The A’s believe their bullpen and lineup are deeper compared to last season, though there have been signs this spring that their defensive problems of last year – when they led the majors in errors – persist.
“It’s not going to be like we have one guy who’s going to drive in 130 (runs),” Reddick said. “We’re going to have to have multiple guys that drive in a lot of runs. We can’t really blow too many opportunities and we’ll just have to pick guys up when we need to.”
The rotation also suffered a blow over the weekend when Felix Doubront, the projected fifth starter, sustained an elbow sprain in his final spring outing. An MRI showed “insufficiencies” in the ligament, Paparesta said, and Doubront will travel to Cincinnati for a second opinion next week. Surgery has not been ruled out.
Such developments, though, did little to dampen the enthusiasm in Oakland for Opening Night. Melvin said he arrived at the Oakland Coliseum about 10:45 a.m., more than eight hours before the first pitch, and was surprised to see fans already waiting to get into the parking lot.
“There are rabid fans and then there are Oakland A’s fans,” Melvin said. “To see the excitement on their faces that early in the morning certainly got my attention.”
I would hate to think we can’t perform with expectations. But this team has always in past years been a team that has not really at the beginning been expected to do much. We’re fine with that chip.
A’s manager Bob Melvin
Fans may be more familiar with the A’s roster than at this point last year, when Oakland was coming off a personnel overhaul. While the A’s lineup for their first three games might look similar with the White Sox starting three left-handers, Melvin again intends to platoon players and could have four or five different starters in the lineup against right-handers.
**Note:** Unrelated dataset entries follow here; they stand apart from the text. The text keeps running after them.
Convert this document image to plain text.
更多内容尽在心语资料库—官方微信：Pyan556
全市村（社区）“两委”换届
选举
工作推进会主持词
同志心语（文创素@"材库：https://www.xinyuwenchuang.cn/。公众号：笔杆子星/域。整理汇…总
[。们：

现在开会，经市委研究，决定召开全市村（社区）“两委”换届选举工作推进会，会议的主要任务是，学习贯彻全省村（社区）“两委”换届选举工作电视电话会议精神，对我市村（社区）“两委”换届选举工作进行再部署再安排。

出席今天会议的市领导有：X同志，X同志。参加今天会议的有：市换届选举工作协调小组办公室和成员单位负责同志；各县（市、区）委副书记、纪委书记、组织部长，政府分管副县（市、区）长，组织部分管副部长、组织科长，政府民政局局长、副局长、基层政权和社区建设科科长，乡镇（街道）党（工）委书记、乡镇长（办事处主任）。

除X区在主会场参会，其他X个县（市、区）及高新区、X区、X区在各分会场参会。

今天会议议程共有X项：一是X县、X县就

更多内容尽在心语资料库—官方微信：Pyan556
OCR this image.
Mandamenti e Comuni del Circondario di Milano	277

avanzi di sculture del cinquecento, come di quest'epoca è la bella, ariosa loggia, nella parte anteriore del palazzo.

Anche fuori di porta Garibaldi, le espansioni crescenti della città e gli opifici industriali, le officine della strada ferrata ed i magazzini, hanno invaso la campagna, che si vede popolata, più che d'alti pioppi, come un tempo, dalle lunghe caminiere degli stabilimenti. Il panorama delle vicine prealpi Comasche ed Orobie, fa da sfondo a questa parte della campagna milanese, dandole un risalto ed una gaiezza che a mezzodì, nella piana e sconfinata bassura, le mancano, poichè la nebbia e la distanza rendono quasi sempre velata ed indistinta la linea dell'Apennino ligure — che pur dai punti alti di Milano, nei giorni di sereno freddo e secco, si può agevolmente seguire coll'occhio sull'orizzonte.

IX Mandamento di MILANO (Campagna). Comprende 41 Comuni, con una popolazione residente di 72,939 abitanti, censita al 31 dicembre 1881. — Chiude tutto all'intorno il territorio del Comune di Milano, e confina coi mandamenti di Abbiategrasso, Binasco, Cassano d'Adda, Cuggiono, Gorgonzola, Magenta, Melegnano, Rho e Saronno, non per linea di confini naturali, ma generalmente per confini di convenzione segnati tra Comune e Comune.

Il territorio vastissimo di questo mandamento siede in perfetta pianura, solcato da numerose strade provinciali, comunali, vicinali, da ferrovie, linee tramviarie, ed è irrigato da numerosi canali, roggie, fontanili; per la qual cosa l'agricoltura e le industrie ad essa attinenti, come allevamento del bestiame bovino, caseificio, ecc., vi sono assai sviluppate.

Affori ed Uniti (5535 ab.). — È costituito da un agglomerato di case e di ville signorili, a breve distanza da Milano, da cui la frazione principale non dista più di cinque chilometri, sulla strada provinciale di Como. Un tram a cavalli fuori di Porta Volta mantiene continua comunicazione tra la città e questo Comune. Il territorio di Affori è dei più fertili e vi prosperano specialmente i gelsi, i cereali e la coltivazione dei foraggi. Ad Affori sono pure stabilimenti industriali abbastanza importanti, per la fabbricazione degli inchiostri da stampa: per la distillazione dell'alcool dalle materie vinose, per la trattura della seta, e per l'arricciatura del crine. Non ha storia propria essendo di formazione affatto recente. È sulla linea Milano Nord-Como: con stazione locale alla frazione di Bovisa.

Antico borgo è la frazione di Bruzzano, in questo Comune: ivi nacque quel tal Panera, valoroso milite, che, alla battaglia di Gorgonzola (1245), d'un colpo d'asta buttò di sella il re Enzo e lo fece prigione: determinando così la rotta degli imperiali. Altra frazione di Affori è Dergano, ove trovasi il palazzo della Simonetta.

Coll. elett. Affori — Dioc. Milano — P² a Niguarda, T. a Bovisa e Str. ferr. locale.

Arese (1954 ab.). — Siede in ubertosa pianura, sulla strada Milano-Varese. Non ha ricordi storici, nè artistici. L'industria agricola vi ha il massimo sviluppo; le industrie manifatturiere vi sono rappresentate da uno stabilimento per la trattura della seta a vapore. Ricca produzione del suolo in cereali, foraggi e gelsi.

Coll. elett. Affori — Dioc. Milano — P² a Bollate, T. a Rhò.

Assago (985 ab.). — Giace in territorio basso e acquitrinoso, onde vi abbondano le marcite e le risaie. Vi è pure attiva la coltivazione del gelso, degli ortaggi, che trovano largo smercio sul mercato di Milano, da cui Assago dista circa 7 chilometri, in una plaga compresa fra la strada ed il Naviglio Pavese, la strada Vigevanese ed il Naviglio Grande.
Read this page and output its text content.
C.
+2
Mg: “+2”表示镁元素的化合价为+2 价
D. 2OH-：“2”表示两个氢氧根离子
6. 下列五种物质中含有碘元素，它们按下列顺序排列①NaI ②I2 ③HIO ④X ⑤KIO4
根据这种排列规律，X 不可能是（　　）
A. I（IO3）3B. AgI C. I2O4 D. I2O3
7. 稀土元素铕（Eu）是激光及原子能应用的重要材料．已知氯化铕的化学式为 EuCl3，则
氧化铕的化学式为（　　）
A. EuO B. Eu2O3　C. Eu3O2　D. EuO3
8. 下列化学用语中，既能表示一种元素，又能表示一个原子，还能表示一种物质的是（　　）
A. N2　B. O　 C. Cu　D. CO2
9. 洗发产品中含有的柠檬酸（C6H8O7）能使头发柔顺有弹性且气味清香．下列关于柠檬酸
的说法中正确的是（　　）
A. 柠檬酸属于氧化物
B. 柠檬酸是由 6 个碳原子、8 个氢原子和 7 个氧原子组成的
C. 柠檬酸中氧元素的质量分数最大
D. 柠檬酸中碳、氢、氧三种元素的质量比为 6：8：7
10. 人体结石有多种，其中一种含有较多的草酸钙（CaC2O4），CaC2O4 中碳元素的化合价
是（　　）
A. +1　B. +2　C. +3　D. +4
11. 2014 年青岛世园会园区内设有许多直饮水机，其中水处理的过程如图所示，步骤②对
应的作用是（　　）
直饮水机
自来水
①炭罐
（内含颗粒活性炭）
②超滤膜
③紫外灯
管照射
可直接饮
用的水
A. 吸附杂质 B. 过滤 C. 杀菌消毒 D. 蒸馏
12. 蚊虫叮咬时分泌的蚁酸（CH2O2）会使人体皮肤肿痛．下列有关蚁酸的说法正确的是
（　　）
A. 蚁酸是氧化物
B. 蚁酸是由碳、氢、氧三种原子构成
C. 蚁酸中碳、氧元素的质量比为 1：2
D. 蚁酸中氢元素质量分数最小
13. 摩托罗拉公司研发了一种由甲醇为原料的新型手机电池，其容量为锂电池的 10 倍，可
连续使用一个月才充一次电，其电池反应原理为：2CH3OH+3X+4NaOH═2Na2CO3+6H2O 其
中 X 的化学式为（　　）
“There’s a lot of talent, a lot of depth on the position player side,” second baseman Jed Lowrie said. “There’s some talent on the pitching side. It’s young, so you don’t always know what you’re going to get from young pitching. But if we get what we think we can get out of them, I think we’ve got a chance to surprise some people.”
Lowrie, a member of the last two A’s teams to make the playoffs, said preseason expectations are changeable.
“I’ve been on teams where expectations were through the roof and teams where they were low, and the team’s success always seems to boil down to how the team jells,” Lowrie said. “I think that’s the most important part, is having confidence in yourself and the guys around you.”